A technique that uses an electric probe to measure the metabolic activity of bacteria can identify antibiotic resistance in less than 90 minutes, a significant improvement over the one to two days required by current techniques.
This discovery means that doctors will be able to quickly determine which antibiotics will or will not work for a patient’s life-threatening infection, which is a problem that doctors face on a daily basis in hospitals all over the world. A team of researchers from Washington State University has published their findings in the journal Biosensors and Bioelectronics.
“The idea here is to give the doctors results much faster so that they can make clinically appropriate decisions within the timeframe that they’re working, rather than having to wait,” said Douglas Call, Regents Professor in the Paul G. Allen School for Global Health and co-author of the paper. “Instead of looking for culture growth, we look for metabolism, and that’s basically what we’re detecting by the movement of these electrons, so it can happen in much shorter time spans than a traditional culture-based assay.”
The idea here is to give the doctors results much faster so that they can make clinically appropriate decisions within the timeframe that they’re working, rather than having to wait.Douglas Call
Antibiotic resistance is spreading around the world, threatening the ability to treat many common infectious diseases. For example, millions of people in the United States are infected with drug-resistant pathogens each year, and thousands of people die from pneumonia or bloodstream infections that are no longer treatable.
To determine definitively whether a particular infection is resistant to antibiotics, bacteria must be separated and then grown in a lab while the population is observed to grow, a process that can take up to two days or more. When faced with a sick patient, doctors are frequently forced to prescribe an antibiotic without knowing how well it will work.
The WSU team used a probe to directly measure the electrochemical signal of the bacteria in their paper, allowing them to measure their metabolism and respiration and learn how they are faring long before they would be visible in culture. Looking at eight different strains of bacteria, the researchers were able to use the bacteria’s electric signal to determine which were susceptible or resistant to the antibiotics in less than 90 minutes. Antibiotic-resistant bacteria are those that continue to metabolize and “breathe” after antibiotic treatment.
Previous attempts to measure the electrochemical activity of bacteria were limited because most bacterial species are incapable of directly transferring electrons to an electrode, according to Abdelrhman Mohamed, a postdoctoral researcher in the Gene and Linda Voiland School of Chemical Engineering and Bioengineering and the paper’s lead author. The researchers added a chemical mediator to their assay that acted as a shuttle, transferring electrons from the bacteria’s surface proteins to the researchers’ electrode, where the electric signal could be measured.
“This enables us to have a universal mechanism that can test all types of pathogens,” Mohamed explained. The researchers tested four different bacterial species that cause hospital-acquired infections, as well as a variety of antibiotics with different mechanisms of action.
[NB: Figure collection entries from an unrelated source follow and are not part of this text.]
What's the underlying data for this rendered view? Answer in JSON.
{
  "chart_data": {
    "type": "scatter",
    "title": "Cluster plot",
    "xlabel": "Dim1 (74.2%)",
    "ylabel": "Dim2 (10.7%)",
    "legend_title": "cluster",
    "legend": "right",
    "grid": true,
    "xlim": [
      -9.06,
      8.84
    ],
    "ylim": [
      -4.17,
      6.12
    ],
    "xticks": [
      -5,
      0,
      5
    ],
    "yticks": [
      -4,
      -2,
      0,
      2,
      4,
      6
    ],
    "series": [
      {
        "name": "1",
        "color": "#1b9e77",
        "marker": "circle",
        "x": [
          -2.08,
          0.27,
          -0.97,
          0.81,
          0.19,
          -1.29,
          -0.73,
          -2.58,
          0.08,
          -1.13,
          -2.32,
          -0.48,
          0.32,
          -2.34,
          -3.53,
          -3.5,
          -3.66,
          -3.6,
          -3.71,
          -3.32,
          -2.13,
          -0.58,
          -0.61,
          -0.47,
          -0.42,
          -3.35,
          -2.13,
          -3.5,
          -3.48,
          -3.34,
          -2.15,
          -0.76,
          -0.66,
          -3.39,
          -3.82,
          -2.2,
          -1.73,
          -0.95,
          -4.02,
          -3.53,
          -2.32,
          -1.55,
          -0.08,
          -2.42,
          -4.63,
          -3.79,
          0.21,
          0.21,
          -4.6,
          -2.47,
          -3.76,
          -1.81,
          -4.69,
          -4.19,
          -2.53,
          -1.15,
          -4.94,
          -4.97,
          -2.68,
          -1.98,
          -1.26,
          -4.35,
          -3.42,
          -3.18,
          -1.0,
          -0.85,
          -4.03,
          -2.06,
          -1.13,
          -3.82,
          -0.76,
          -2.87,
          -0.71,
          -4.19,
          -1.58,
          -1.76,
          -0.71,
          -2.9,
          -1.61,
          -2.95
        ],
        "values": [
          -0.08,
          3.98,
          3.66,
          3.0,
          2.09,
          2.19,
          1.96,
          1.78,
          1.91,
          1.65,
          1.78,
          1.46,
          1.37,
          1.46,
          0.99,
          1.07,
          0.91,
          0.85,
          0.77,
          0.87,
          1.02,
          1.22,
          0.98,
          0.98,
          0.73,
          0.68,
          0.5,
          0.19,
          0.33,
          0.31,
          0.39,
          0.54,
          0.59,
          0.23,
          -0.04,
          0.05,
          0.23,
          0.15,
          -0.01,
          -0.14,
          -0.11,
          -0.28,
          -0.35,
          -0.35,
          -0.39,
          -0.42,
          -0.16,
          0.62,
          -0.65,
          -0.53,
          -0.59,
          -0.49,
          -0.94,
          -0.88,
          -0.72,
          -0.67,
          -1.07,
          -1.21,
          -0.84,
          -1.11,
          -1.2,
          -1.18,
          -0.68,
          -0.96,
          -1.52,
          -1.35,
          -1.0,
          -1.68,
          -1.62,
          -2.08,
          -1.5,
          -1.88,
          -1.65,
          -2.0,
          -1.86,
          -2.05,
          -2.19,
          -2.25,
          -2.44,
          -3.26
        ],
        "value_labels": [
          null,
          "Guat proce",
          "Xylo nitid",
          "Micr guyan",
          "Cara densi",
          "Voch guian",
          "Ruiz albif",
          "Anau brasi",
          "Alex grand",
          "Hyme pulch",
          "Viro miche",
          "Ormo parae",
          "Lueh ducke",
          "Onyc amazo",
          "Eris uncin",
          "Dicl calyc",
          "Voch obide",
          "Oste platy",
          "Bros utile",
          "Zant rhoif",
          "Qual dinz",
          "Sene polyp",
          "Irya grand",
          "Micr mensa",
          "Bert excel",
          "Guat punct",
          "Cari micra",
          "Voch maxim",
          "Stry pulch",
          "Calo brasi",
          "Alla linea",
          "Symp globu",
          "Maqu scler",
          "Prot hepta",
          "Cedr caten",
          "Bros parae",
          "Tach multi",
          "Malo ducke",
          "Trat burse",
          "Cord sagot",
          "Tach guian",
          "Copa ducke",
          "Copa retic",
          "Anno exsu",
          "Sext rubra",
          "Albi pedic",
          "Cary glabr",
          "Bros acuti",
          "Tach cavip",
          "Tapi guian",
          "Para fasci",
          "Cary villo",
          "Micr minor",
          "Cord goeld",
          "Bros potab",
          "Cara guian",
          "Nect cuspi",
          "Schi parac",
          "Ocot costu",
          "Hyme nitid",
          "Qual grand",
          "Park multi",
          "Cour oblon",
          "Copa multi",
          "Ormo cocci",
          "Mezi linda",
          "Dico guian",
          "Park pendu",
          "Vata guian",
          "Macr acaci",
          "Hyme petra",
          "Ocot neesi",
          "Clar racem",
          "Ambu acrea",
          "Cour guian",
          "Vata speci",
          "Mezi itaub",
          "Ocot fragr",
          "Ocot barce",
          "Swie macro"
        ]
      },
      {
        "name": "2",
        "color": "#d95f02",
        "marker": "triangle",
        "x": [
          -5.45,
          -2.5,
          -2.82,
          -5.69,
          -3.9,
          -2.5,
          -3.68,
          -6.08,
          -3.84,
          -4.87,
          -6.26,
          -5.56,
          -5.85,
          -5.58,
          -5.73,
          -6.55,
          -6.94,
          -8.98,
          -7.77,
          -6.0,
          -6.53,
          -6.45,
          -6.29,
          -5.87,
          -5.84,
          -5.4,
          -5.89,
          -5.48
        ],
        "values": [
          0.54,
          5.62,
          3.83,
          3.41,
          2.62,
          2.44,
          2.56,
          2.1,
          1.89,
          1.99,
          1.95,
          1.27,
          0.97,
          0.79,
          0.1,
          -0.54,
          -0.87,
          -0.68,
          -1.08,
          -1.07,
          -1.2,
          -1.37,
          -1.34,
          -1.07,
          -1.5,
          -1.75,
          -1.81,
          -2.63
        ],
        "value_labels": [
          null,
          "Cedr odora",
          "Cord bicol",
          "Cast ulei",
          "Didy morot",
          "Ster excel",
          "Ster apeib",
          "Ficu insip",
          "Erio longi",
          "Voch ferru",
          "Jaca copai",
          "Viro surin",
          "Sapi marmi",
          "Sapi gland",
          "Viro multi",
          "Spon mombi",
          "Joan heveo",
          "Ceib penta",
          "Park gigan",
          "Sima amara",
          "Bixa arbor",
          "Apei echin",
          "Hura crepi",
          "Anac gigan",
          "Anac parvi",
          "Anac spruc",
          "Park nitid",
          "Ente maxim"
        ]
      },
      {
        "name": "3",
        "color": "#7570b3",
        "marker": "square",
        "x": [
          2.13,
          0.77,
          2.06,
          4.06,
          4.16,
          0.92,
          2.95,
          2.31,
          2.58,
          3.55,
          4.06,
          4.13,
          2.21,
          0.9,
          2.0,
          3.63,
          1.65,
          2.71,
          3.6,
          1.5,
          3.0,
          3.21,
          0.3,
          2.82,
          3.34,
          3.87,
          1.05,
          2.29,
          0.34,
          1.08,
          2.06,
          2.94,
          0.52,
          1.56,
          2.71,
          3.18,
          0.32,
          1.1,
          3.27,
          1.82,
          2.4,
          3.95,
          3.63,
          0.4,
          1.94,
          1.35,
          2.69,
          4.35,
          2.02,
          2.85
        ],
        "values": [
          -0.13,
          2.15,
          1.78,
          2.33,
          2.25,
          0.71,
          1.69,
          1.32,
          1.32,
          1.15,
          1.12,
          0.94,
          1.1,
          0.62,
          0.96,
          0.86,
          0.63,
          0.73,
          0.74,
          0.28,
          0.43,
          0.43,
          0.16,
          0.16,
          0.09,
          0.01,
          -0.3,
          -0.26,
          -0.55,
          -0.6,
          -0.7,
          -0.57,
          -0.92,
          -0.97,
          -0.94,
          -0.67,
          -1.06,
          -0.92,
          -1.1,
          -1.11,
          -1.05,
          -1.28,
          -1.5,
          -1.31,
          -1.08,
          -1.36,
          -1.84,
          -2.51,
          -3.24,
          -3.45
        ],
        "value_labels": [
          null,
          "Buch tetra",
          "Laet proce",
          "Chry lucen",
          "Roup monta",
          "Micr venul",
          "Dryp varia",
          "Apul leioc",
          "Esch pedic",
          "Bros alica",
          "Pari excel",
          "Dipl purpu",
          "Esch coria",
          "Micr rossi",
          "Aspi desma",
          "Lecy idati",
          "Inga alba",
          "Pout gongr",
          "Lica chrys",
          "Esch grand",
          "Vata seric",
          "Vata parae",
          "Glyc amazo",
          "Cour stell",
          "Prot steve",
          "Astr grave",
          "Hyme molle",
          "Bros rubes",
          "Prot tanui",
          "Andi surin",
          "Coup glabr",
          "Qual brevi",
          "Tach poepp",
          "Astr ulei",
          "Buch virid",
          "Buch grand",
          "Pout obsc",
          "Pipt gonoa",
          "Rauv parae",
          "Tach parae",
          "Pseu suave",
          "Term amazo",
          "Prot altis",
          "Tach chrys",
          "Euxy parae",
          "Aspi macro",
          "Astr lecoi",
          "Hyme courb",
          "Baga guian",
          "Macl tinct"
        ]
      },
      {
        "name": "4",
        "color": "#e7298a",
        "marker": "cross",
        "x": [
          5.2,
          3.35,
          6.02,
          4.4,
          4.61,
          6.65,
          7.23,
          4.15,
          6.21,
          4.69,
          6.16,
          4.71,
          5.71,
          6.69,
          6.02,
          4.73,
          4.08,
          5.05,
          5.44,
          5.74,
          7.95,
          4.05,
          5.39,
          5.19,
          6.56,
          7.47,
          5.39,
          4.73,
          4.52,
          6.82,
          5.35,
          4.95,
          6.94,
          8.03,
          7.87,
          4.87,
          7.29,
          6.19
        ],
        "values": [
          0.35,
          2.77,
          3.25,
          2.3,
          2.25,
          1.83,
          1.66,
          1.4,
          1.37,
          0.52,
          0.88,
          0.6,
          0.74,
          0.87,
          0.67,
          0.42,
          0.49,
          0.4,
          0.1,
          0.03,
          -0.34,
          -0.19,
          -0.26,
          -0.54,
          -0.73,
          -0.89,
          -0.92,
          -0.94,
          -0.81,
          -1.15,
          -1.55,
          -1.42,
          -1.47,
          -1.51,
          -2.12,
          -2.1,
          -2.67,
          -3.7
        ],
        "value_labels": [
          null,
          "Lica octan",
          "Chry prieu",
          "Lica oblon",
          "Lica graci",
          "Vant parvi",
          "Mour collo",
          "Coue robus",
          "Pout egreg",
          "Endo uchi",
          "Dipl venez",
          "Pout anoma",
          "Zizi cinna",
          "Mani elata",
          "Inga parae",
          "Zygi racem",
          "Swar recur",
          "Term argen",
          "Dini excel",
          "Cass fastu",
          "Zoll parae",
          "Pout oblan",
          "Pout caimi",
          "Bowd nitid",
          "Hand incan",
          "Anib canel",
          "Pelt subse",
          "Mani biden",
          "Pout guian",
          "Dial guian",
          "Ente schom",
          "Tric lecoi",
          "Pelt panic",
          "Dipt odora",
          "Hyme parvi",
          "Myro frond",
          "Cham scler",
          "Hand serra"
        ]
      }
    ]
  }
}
They also created an antibiotic susceptibility index to help doctors decide which antibiotic to use based on the results.
The researchers intend to engineer their probe so that it is convenient and standardized for clinicians to use, and they hope to commercialize it. “It’s really exciting to be a part of a project that is not only valuable from a scientific standpoint, but also has commercial and industrial applications that could potentially someday actually improve people’s lives,” said Gretchen Tibbits, a lead author on the paper and a graduate student at the Voiland School.
In order to improve the electrochemical process, they are also working to better understand its fundamental mechanisms. “We’re doing it in two hours, but if we understand mechanisms better, we might be able to do it in minutes,” said Haluk Beyenal, co-author of the paper and a Voiland School professor. “We can do this measurement as long as the bacteria are alive.”